Due to the latest album by K.I.Z Rap über Hass (2021), hate in rap is increasingly discussed not only within HipHop, but also in the feature sections of national German-language newspapers. This raises the question of whether this hate is new and what function it takes on. And is this what is called hate in rap and made productive hate at all or rather anger? In order to answer these questions, I will examine where rap comes from, why it is genuinely political, and what connection exist between rap, the political, and hate in general. Based on some German-language rap songs, it will be shown that hate as an existential feeling has, among other things, a cross-border effect and can thus be used, for example, affirmatively, to direct attention and for demarcation.
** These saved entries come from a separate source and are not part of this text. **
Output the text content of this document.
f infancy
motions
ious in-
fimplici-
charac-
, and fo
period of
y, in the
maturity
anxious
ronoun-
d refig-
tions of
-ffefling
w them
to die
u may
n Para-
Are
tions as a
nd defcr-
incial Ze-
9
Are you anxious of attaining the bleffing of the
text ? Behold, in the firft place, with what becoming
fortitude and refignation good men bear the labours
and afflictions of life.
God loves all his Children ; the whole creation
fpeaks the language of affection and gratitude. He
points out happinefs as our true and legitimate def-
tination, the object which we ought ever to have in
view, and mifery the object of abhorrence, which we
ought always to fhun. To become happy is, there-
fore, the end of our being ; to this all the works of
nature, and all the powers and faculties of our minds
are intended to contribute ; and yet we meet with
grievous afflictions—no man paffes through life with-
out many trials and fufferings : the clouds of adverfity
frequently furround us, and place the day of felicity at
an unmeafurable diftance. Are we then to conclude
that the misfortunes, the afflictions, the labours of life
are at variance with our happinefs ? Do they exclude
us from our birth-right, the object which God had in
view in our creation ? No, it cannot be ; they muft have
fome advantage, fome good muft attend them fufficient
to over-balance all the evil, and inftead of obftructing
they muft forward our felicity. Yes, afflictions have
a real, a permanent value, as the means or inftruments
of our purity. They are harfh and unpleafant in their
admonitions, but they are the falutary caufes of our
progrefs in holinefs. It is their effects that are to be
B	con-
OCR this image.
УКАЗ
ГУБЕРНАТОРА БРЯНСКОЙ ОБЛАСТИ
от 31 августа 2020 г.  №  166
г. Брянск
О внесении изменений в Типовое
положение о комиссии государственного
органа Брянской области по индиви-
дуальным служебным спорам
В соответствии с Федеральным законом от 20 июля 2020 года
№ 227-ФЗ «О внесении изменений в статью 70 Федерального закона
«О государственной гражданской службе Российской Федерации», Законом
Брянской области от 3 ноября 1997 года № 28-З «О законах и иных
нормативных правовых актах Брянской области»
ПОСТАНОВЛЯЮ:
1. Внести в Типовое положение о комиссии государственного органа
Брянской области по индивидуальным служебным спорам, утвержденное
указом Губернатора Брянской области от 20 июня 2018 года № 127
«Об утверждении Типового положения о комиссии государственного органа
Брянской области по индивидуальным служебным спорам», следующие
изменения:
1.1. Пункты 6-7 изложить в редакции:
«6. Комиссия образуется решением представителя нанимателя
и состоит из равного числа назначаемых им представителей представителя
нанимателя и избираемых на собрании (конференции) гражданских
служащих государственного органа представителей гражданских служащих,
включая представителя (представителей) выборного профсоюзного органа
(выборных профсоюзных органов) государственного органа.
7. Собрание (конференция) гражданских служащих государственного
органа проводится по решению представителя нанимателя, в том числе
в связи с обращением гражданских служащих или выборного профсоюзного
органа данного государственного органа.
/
In the second episode of our podcast »Philology under Discussion«, Immanuel Nover (Koblenz-Landau) and Kerstin Wilhelms (Münster) discuss the political dimension of pop music, addressing questions raised by the current special issue »The Sound of Germany« and discuss the German rapper Sookee and the rap-collective 187 Strassenbande. By putting these two side-by-side, Nover and Wilhelms read the political as a process of social negotiation, which considers the songs’ lyrical content but also the specific aesthetic techniques and processes that constitute their form.